I've used 25 and also 25+13 mm Extension tube on the 300/2.8 IS (I). It works, no question. I wonder whether people have evaluated side-by-side close-up performance of IS (I) and ISII, possibly even with extension ring. In general, teles are optimized for infinity focus (or somewhere close there). They may focus close, but IQ may suffer. 
Then the question becomes, with 50 cm closer close-focus distance of the ISII (2 vs. 2.5 m), is IQ maintained, or does it degrade? Putting an extension ring on a 300 is certainly not a typical application either, well understood.

Just recently pondered that and whether my approach to that subject matter is appropriate or in need of revision (300 with extension ring, or 180M +1.4x). This thread came along just by fortuitous coincidence.


----------



## danski0224 (Sep 9, 2015)

Zeidora said:


> I've used 25 and also 25+13 mm Extension tube on the 300/2.8 IS (I).

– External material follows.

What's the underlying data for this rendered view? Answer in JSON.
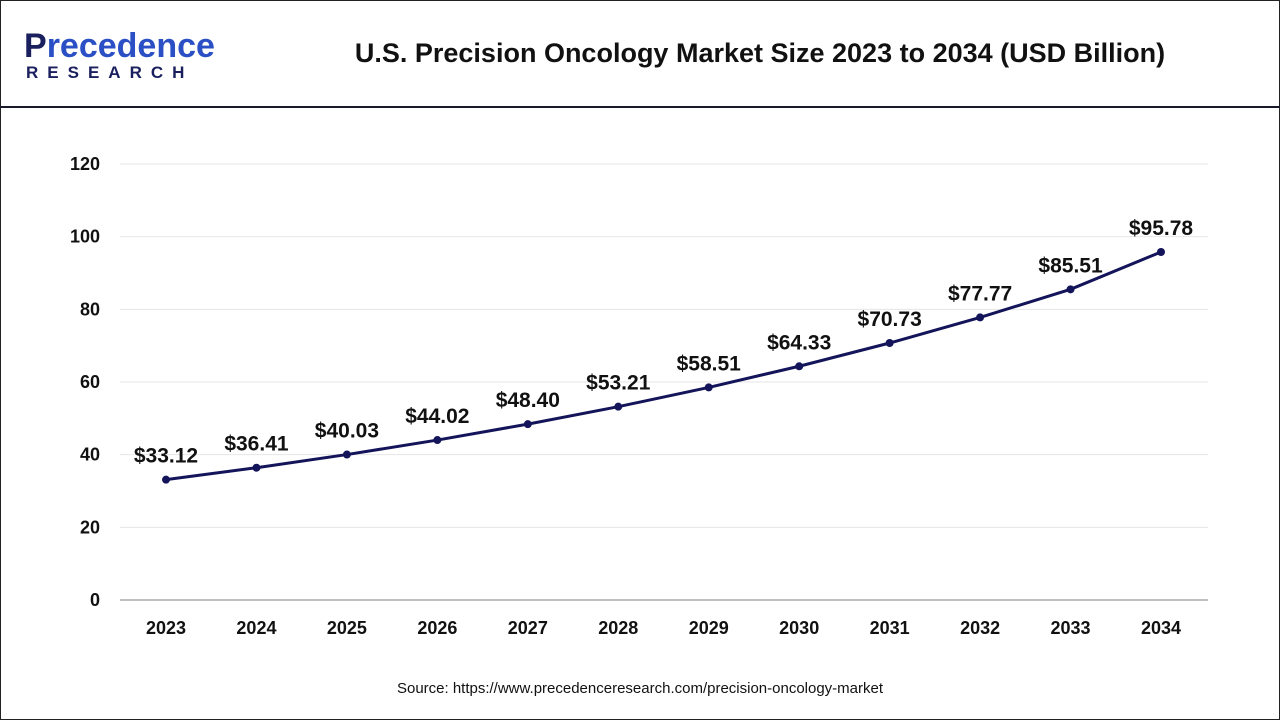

It works, no question. I wonder whether people have evaluated side-by-side close-up performance of IS (I) and ISII, possibly even with extension ring. In general, teles are optimized for infinity focus (or somewhere close there). They may focus close, but IQ may suffer.
> Then the question becomes, with 50 cm closer close-focus distance of the ISII (2 vs. 2.5 m), is IQ maintained, or does it degrade? Putting an extension ring on a 300 is certainly not a typical application either, well understood.
> 
> Just recently pondered that and whether my approach to that subject matter is appropriate or in need of revision (300 with extension ring, or 180M +1.4x). This thread came along just by fortuitous coincidence.



Somehow, I really doubt that the IQ of the big whites falls off as MFD is approached. If it does, is it noticeable in real life, or is it a data point for measurebators?

If you were to use something like a 300 f/2.8 near MFD all the time, then doing AFMA at the distances that the lens is used would certainly help. If you are at MFD without an extension tube, you will likely be close to infinity focus with an extension tube at the same distance (or further than infinity, depending on the extension tube(s) used).

One thing that the 300 will do is obliterate the background much more effectively than the 180 will, at non-macro distances. 

The 300 will also focus much, much faster than the 180 by itself, not even considering the 1.4x + the 180. 

In some ways, extension rings kinda suck because you lose infinity focus. You really need at least 2- the 12mm and 25mm (Canon tube sizes). 

I'm gonna have to try putting an extension tube between the TC and the lens and after the TC to see what happens.


----------